Source code for surround.assembler

# assembler.py

import logging
import os
import sys
from abc import ABC
from datetime import datetime

from .config import Config, has_config
from .run_modes import RunMode
from .stage import Stage, Estimator

LOGGER = logging.getLogger(__name__)


[docs]class Assembler(ABC):
    """
    Class responsible for assembling and executing a Surround pipeline.

    Responsibilities:

    - Encapsulate the configuration data and pipeline stages
    - Load configuration from a specified module
    - Run the pipeline with input data in predict/batch/train mode

    For more information on this process, see the :ref:`about` page.

    Example::

        assembler = Assembler("Example pipeline")
        assembler.set_stages([PreFilter(), PredictStage(), PostFilter()])
        assembler.init_assembler(batch_mode=False)

        data = AssemblyState("some data")
        assembler.run(data, is_training=False)

    Batch-predict mode::

        assembler.init_assembler(batch_mode=True)
        assembler.run(data, is_training=False)

    Training mode::

        assembler.init_assembler(batch_mode=True)
        assembler.run(data, is_training=True)

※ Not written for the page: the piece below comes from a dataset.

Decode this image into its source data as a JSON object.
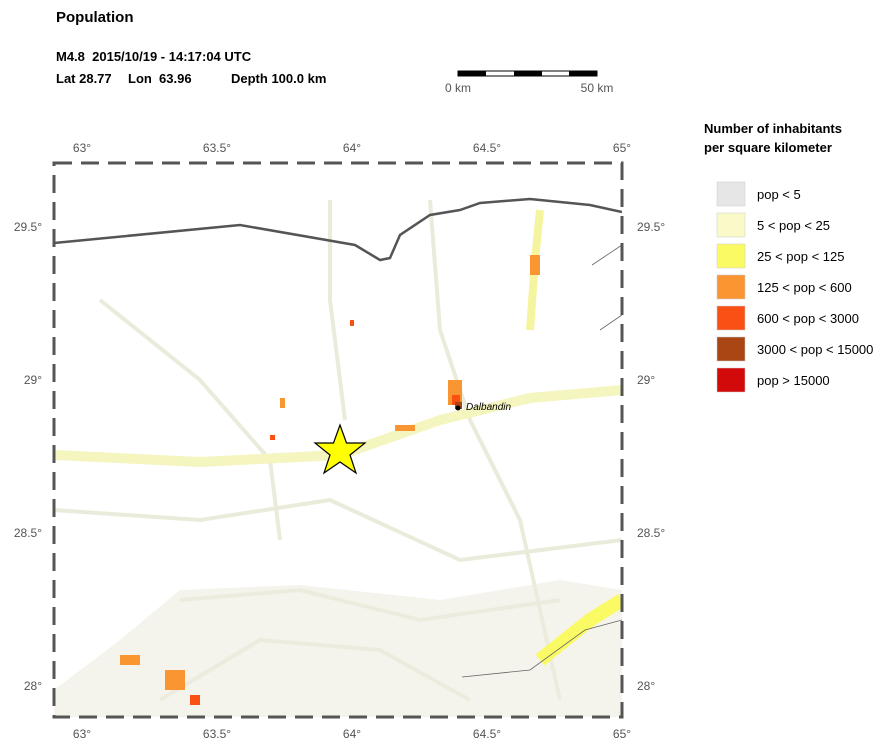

    Predict/Estimate mode::

        assembler.init_assembler(batch_mode=False)
        assembler.run(data, is_training=False)
    """

    # pylint: disable=too-many-instance-attributes
    @has_config
    def __init__(self, assembler_name="", config=None):
        """
        Constructor for an Assembler pipeline:

        :param assembler_name: The name of the pipeline
        :param config: Surround Config object
        :type assembler_name: str
        """
        self.assembler_name = assembler_name
        self.config = config
        self.stages = None
        self.batch_mode = False
        self.finaliser = None
        self.state = None
        self.metrics = None

[docs]    def init_assembler(self):

        """
        Initializes the assembler and all of it's stages.

        Calls the :meth:`surround.stage.Stage.initialise` method of all stages and the estimator.

        .. note:: Should be called after :meth:`surround.assembler.Assembler.set_config`.

        :returns: whether the initialisation was successful
        :rtype: bool
        """

        try:
            if self.stages:
                estimator_count = 0
                for stage in self.stages:
                    stage.initialise(self.config)
                    if isinstance(stage, Estimator):
                        estimator_count += 1
                    if estimator_count > 1:
                        raise ValueError("Stages can only have one Estimator class")

            if self.finaliser:
                self.finaliser.initialise(self.config)

        except Exception as e:
            if self.config.get_path("surround.surface_exceptions"):
                raise e
            LOGGER.exception(e)
            return False
        return True

[docs]    def run(self, state=None, mode=RunMode.PREDICT):
        """
        Run the pipeline using the input data provided.

        If ``is_training`` is set to ``True`` then when it gets to the execution of the estimator,
        it will use the :meth:`surround.stage.Estimator.fit` method instead.

        If ``surround.enable_stage_output_dump`` is enabled in the Config instance then each stage and
        estimator's :meth:`surround.stage.Stage.dump_output` method will be called.

        This method doesn't return anything, instead results should be stored in the ``state``
        object passed in the parameters.

        :param state: Data passed between each stage in the pipeline
        :type state: :class:`surround.State`
        :param is_training: Run the pipeline in training mode or not
        :type is_training: bool
        """
        is_training = mode == RunMode.TRAIN

        LOGGER.info("Starting '%s'", self.assembler_name)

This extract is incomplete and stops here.